Is it fair having technical panel and judges from the same country? | Golden Skate

Is it fair having technical panel and judges from the same country?

blue dog

Trixie Schuba's biggest fan!
Record Breaker
Joined
Dec 16, 2006
The title/question came to me after watching the last two skating competitions. All the judges are list their affiliation as ISU, but all of them have had national affiliations.

An example of this was the 2012 Worlds ice dance competition, where the technical specialist was Marie Bowness (CAN), and on the judging panel was Jodi Abbott, of Edmonton, Alberta. The ISU once passed a rule to prevent having two judges from the same country, after there was controversy when Sonja Henie won one of her world titles when there were two Norwegian judges on the panel.

The tech panel decides the levels, etc...and the judges assign scores. Is it fair to have two from the same country?
 

dorispulaski

Wicked Yankee Girl
Joined
Jul 26, 2003
Country
United-States
http://www.isu.org/vsite/vfile/page/fileurl/0,11040,4844-179484-196702-110011-0-file,00.pdf

The above document lists the nationality of most of today's tech panel members.

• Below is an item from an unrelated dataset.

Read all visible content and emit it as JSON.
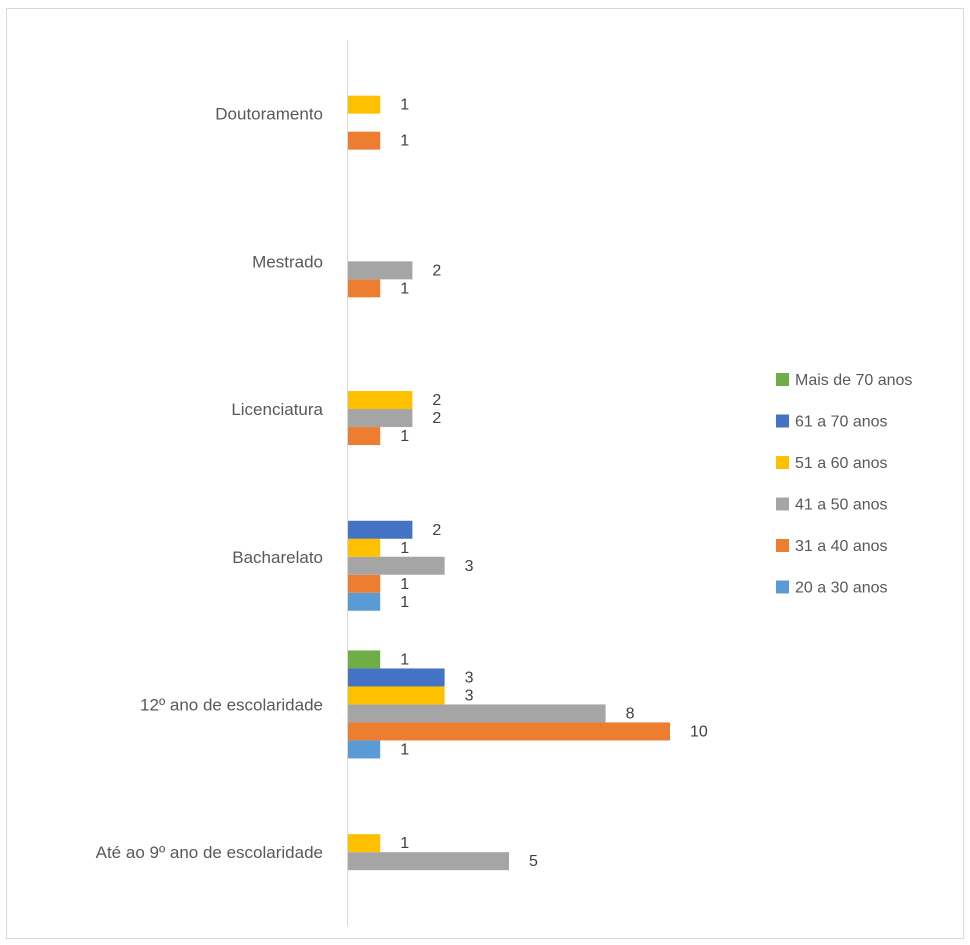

Bowness is indeed Canadian.
The other tech specialist is Monica MacDonald of Australia.
The technical controller is Linda Leaver of the US.

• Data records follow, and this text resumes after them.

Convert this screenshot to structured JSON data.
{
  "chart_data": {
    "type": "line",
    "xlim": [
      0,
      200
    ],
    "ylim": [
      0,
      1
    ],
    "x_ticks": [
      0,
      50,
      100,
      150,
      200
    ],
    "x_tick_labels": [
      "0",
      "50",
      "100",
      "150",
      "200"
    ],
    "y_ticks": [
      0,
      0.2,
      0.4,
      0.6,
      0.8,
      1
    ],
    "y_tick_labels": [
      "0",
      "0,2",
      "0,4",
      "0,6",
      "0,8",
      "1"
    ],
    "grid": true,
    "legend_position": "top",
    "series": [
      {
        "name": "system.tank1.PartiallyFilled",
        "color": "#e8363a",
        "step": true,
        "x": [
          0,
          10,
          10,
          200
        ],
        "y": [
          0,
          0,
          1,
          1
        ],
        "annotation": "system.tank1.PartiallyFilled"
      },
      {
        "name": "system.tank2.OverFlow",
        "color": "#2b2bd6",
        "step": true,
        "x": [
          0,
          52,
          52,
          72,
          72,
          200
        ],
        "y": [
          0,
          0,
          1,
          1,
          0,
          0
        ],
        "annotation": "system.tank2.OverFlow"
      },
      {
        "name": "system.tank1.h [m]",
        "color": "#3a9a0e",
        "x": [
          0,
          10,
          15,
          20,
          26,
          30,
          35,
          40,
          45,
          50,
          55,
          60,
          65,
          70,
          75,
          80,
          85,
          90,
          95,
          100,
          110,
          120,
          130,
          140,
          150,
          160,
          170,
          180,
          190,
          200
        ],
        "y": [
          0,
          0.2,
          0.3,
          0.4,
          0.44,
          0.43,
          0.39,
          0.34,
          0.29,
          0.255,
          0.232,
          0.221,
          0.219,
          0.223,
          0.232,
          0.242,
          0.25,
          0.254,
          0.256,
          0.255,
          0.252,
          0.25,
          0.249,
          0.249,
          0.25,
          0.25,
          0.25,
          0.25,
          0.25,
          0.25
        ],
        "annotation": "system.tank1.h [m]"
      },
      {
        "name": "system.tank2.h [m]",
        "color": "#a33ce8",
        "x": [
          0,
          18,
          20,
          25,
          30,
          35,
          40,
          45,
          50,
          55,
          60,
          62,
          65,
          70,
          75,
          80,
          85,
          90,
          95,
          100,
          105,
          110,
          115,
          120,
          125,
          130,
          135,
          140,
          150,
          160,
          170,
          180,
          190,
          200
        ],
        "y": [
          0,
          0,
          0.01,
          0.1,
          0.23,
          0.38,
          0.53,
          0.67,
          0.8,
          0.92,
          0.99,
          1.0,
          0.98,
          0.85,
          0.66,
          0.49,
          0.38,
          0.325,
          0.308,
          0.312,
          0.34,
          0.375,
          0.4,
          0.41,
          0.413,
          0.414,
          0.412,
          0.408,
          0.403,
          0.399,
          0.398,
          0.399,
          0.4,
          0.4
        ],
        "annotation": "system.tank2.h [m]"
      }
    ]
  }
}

In the Team format, it appears there is a judge from every team on the judges' panel, including Canada, France, Japan, Russia, Italy, & the US. This gives every country with a representative in the event an equal opportunity to politick, and that seems fair enough.

The tech panel thing only requires collusion between 2 people to produce a skewed competition. Consequently, if I had my way, in the GPF and WTT formats, there would never be a tech panel member from a country who had a skater in the event.

At worlds, I would bar tech panel members from the countries whose members qualified for the GPF.

I think that would be more likely to bring some fairness to the process.
 

blue dog

Trixie Schuba's biggest fan!
Record Breaker
Joined
Dec 16, 2006
In gymnastics, they do something even more extreme (but I guess that's because they have a smaller panel with which to work), where if you have an athlete in the final, you do not have a judge. The upside of this is supposedly less politics. The downside is that a lot of these countries have judges that are less-experienced than the athletes and coaches would like. Also, whether we like it or not, there are, I'm sure, cliques amongst judges. Very junior judges most definitely want to be included in the "right" clique for their career, so they will most likely be influenced by a more senior judge.

But back to my original question--Doris, I fully agree with you. I think if you have a competitor in the event who made the free skate, no one who has had ties to your federation can serve as a member of the technical panel (and that includes country-hoppers, like Katalin Alpern).